I’ve also been involved in lots of internal work. From designing new brand stickers and producing illustrations for projects, to being part of working groups. It’s also been great to have the opportunity to get involved in some of the ‘behind the scenes’ work, such as bid writing and sales, which is integral to keeping the agency up and running.
Alongside the opportunities to grow and develop on client and internal project work, we also have an annual £1000 learning and development budget. We can use this for other learning opportunities such as courses, conferences, reading material, or anything else that might support your development. I’ve used my budget on a SuperHi membership, enrolment on a systems thinking course, and tickets to 3 conferences/events: Service Design Days, Trauma Informed Design and Doing Design Festival. This has been enormously valuable in my first year at dxw. As well as providing me with new things to learn, it’s also given me opportunities to hear alternative perspectives, and fresh ideas, from subject matter experts.
How I feel now
It’s not always been easy, and there have been some really tough moments in the last year. Times when I’ve been massively out of my comfort zone, felt I’ve not performed my best, and ultimately felt a bit lost. Not to mention some serious bouts of imposter syndrome.

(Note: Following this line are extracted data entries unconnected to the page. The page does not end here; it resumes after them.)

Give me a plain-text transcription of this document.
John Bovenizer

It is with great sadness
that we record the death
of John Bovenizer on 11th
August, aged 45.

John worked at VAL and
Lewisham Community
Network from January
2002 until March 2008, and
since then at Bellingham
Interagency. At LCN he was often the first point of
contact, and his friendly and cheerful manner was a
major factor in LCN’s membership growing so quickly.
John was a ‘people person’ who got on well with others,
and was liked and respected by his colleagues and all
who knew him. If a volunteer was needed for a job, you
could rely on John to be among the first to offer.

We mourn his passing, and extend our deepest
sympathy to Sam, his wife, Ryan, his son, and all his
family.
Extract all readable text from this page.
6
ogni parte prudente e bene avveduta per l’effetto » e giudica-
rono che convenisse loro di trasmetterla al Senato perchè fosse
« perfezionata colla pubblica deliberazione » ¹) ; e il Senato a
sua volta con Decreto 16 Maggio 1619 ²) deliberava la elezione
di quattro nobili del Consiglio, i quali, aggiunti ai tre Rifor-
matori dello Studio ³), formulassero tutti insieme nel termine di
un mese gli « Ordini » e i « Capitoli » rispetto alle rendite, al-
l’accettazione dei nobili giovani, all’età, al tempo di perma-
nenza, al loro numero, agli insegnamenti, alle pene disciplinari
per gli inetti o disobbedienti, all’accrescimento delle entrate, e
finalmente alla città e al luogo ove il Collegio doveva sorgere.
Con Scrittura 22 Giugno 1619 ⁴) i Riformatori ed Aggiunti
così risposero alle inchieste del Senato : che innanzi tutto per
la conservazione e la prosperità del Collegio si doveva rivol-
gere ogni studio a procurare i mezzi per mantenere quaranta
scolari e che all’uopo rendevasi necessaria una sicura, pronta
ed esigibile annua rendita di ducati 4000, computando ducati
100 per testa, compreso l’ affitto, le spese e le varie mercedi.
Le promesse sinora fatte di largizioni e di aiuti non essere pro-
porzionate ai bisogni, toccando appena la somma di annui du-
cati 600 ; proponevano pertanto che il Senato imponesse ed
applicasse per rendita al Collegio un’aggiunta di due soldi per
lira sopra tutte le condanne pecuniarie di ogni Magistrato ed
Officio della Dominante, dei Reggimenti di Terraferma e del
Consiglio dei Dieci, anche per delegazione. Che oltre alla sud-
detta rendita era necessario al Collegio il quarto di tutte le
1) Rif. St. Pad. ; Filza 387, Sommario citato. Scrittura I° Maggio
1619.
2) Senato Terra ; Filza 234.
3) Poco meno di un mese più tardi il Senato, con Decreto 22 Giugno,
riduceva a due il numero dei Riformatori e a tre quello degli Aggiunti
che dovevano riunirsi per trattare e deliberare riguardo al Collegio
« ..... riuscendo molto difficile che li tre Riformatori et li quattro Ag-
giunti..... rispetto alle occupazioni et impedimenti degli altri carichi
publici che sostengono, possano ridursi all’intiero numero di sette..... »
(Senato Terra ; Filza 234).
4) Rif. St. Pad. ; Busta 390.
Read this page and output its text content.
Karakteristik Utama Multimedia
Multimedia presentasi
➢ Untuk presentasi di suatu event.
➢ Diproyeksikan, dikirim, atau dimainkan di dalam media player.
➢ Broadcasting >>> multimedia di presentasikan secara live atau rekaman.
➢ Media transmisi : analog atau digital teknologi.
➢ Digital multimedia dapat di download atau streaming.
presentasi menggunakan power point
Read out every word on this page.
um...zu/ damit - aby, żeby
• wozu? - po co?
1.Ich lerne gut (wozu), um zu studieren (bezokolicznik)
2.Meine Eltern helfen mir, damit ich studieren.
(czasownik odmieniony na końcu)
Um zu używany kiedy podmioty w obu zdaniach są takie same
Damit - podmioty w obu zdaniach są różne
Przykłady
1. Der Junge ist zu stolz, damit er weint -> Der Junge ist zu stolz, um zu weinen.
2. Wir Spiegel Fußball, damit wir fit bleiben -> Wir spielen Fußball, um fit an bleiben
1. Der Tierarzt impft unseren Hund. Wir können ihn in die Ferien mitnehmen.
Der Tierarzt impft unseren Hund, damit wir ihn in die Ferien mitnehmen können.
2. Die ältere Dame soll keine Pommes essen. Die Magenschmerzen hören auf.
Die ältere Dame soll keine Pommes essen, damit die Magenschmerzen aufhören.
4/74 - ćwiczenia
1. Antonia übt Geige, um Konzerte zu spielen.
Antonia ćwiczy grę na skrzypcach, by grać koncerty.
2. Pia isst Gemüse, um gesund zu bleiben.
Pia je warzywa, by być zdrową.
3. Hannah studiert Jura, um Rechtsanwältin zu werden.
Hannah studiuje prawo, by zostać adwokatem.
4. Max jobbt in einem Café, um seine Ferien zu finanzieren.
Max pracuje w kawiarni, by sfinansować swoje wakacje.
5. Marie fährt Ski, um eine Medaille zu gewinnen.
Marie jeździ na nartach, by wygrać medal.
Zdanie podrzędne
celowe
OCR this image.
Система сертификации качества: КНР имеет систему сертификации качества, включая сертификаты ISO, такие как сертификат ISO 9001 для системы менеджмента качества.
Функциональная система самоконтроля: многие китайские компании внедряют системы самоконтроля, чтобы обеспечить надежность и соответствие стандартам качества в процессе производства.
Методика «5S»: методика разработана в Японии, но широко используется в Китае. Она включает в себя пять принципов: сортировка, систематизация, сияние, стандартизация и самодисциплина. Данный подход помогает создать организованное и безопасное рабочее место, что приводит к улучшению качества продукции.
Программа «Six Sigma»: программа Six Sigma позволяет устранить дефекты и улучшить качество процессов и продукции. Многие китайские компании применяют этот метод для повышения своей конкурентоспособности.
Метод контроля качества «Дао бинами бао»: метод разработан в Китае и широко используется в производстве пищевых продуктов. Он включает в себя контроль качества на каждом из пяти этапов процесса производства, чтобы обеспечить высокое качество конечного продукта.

But these have all been great learning experiences. And, as someone very early in my service design career, the variety of project work, and breadth of my role has been so valuable. It’s given me the opportunity to experience different ways of working, discover the things I love and am most inspired by, find where I’m strongest and where I have the most room to grow.
I’ve really loved my last 12 months at dxw, and have learnt a lot about agency life and the project responsibilities of a Service Designer. I’m excited to continue to grow and learn through the varied experiences and opportunities I’ll go on to have.